Nous ne nous lassions pas d'examiner, d'analyser toutes ces peintures où la vieille Égypte semblait renaître à nos yeux, vivre et marcher devant nous; où elle nous faisait assister elle-même

à son existence intime, où elle nous initiait à ses habitudes de tous les jours. On admire les temples et les palais avec un sentiment analogue à celui qu'inspirent, dans l'histoire, les grands évènements du monde; mais ici on est captivé, comme il arrive à la lecture de ces mémoires particuliers qui montrent l'homme sous le héros.

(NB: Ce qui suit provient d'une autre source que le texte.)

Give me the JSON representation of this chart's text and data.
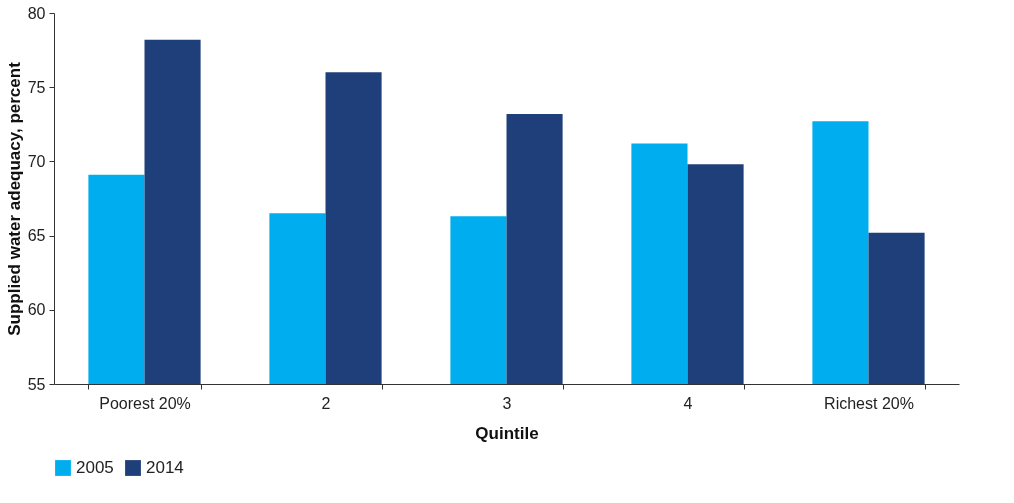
{
  "chart_data": {
    "type": "bar",
    "xlabel": "Quintile",
    "ylabel": "Supplied water adequacy, percent",
    "categories": [
      "Poorest 20%",
      "2",
      "3",
      "4",
      "Richest 20%"
    ],
    "series": [
      {
        "name": "2005",
        "color": "#00aeef",
        "values": [
          69.1,
          66.5,
          66.3,
          71.2,
          72.7
        ]
      },
      {
        "name": "2014",
        "color": "#1f3f7a",
        "values": [
          78.2,
          76.0,
          73.2,
          69.8,
          65.2
        ]
      }
    ],
    "ylim": [
      55,
      80
    ],
    "yticks": [
      55,
      60,
      65,
      70,
      75,
      80
    ],
    "grid": false,
    "legend": "bottom"
  }
}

Les magnifiques hypogées de Biban-el-Molouk sont déjà malheureusement très dégradés et subissent tous les jours des mutilations nouvelles. Entièrement livrés à la discrétion du premier-venu, chacun peut y commettre à son gré, en employant la pioche et le marteau, s'il en a envie, les plus sauvages déprédations; et l'ou a peine à se figurer la barbarie de certains voyageurs. Afin d'arracher une petite figure, une tête, ou le moindre motif qui leur plaisent, ils taillent tout à l'entour et détruisent ainsi à jamais une large surface de délicieuses sculptures séculaires. Des groupes entiers, des panneaux complets, ont été sacrifiés par de détestables savants pour s'emparer des cartouches hieroglyphiques qui en étaient la légende explicative. Et encore la plupart s'y prennent-ils avec tant de brutalité et d'ignorance, qu'ils ne parviennent pas à leur fin. Presque toutes ces tentatives ont échoué: un coup porté à faux, un éclat a rendu sans prix le morceau que l'on convoitait; il a été abandonné, et il ne reste plus que les irréparables traces d'une rapacité déçue. Le grand et superbe bas-relief colorié qui est encore dans les magasins du Louvre, et que nous avons pu voir, grâce à l'obligeance éclairée de M. Clarac, est un produit de ce vandalisme soi-disant scientifique. Il représente Menephta Ier, en pied, faisant une offrande à la déesse Athor; il appartenait à un des gros piliers carrés de la chambre sépulcrale de ce prince. Pour avoir cette quatrième face, il a fallu sacrifier les trois autres, et c'est Champollion jeune lui-même, dit-on, qui a commis un pareil attentat! Lorsque M. Eusèbe de Salles visita ce tombeau, il trouva les restes du pilier, chargés de malédictions, presque toutes en langue anglaise, contre le profanateur. Il est impossible, en effet, de voir sans colère ces dévastations et de marcher sans quelque tristesse sur les débris encore brillants de couleur dont

elles ont jonché le sol. On admire trop souvent dans les collections européennes des choses qui n'ont pas coûté moins cher aux archives de l'humanité. Les Anglais, dont l'indignation allait jusqu'à souhaiter sur la poitrine de Champollion le poids de la montagne que la colonne brisée ne peut plus soutenir, ne se doutaient peut-être pas qu'ils flétrissaient du même coup la présence, au milieu du musée britannique, des bas-reliefs du Parthénon, ravis par le barbare lord Elgin.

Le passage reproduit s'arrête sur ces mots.